Esta canción nace de la voz unida de quienes trabajan y viven de la tierra. Es un homenaje a agricultores, ganaderos, pueblos pequeños y ciudades que comprenden que la soberanía alimentaria no es una idea: es un derecho, una necesidad imperativa de vida, un trabajo diario y una forma de proteger nuestro futuro.
Defiende la economía rural, el valor del esfuerzo local y de quienes mantienen vivo nuestro territorio.

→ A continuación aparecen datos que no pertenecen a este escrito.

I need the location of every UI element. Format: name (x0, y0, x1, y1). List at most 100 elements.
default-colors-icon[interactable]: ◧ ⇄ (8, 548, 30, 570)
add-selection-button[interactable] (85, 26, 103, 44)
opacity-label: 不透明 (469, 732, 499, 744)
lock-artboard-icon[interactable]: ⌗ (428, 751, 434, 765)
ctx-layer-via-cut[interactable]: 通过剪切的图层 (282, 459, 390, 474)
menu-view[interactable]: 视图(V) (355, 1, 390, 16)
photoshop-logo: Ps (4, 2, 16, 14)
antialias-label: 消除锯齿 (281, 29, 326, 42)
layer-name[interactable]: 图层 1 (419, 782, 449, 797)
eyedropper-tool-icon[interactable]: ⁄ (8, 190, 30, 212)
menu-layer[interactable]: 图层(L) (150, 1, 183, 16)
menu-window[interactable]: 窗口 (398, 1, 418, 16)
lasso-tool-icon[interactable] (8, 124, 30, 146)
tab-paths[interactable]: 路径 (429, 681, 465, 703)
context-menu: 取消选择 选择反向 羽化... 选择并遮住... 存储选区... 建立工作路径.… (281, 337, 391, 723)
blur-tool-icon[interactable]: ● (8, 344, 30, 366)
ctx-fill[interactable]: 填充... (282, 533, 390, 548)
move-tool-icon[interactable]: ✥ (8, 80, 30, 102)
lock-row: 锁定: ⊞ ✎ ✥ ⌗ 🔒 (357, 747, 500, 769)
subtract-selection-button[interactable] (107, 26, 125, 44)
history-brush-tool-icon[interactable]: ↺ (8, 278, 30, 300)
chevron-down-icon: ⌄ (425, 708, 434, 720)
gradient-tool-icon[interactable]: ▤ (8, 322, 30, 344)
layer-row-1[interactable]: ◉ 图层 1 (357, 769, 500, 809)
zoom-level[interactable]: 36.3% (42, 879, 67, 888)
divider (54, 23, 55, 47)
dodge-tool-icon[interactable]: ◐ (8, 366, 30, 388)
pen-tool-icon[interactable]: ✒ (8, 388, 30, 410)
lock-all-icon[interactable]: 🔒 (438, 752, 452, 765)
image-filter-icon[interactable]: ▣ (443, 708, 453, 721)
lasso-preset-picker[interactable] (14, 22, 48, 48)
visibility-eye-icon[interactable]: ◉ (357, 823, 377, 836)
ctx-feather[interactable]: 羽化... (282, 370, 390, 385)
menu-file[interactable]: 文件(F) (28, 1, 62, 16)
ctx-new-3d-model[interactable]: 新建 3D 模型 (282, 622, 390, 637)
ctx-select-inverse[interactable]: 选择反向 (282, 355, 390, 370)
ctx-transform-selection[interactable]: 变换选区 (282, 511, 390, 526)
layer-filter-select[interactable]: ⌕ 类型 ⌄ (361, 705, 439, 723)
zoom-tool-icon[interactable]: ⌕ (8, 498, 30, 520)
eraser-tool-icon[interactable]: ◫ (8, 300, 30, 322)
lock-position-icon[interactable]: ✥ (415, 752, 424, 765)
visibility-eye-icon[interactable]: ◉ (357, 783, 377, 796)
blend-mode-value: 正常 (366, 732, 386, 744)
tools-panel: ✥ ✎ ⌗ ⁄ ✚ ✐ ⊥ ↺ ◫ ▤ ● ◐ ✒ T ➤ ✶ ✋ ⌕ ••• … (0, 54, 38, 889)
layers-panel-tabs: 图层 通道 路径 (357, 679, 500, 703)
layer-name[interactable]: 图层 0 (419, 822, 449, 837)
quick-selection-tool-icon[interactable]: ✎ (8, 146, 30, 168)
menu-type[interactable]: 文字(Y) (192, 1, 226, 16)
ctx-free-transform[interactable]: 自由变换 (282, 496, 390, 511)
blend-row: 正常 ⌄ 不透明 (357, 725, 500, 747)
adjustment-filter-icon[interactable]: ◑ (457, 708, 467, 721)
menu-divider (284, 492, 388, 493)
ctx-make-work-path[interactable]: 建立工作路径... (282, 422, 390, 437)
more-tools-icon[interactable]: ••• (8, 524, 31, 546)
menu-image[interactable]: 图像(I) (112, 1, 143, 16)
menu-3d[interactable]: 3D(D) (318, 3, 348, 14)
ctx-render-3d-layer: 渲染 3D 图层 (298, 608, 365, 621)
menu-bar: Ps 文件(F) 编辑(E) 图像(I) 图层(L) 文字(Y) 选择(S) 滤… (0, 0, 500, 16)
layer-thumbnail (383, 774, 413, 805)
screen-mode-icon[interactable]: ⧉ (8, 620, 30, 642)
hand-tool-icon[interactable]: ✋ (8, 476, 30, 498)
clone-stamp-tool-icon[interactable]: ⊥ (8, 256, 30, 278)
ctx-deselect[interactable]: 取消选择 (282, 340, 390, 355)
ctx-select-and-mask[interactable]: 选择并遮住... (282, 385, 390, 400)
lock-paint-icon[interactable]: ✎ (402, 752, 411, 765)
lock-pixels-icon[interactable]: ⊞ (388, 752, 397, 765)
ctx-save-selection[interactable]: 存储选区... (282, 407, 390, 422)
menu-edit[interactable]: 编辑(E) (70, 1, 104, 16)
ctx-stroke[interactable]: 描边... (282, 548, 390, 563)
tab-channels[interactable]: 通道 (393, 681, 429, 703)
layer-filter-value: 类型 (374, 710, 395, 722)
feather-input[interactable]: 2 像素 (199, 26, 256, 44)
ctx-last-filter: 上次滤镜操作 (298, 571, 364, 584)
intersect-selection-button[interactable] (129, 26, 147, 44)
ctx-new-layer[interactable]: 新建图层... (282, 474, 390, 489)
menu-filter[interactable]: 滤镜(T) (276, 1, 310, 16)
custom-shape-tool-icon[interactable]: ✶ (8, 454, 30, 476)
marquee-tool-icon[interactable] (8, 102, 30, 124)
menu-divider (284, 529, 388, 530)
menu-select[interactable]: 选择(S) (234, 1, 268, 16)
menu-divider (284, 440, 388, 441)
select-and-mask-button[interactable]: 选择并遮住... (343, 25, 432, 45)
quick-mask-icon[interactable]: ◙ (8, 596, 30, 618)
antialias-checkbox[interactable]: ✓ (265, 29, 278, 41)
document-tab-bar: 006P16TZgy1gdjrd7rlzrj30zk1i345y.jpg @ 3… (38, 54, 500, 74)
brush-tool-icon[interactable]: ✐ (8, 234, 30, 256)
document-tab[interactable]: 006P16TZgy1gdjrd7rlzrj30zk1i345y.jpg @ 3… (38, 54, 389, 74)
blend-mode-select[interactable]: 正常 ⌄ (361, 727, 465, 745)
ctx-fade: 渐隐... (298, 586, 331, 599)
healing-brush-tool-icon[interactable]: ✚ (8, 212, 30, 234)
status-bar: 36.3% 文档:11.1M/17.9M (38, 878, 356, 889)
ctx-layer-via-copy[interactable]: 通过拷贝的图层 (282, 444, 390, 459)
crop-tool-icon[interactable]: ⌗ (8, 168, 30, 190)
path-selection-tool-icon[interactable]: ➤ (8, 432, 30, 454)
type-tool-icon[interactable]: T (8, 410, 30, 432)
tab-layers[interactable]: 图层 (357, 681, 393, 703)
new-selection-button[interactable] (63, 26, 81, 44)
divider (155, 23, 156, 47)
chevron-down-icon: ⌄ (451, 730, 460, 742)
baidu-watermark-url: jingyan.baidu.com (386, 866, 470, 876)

Critica un modelo que pretende someternos a importaciones lejanas, a precios injustos y a productos que viajan miles de kilómetros mientras destruyen nuestra economía, nuestro medio ambiente y la salud de quienes consumen.
El tratado Mercosur amenaza con romper ese equilibrio, obligándonos a competir con salarios bajos, condiciones injustas y alimentos producidos con estándares que aquí no se permiten. Apostar por lo cercano no solo es justicia social: es cuidar la tierra, al productor, al consumidor y a las generaciones que vienen.
Esta canción es un recordatorio de que, cuando ciudades y pueblos se unen, cuando el trabajo de la tierra se respeta, la soberanía económica florece.
Porque defender lo nuestro no es cerrarse al mundo: es asegurar que tengamos un mundo que defender.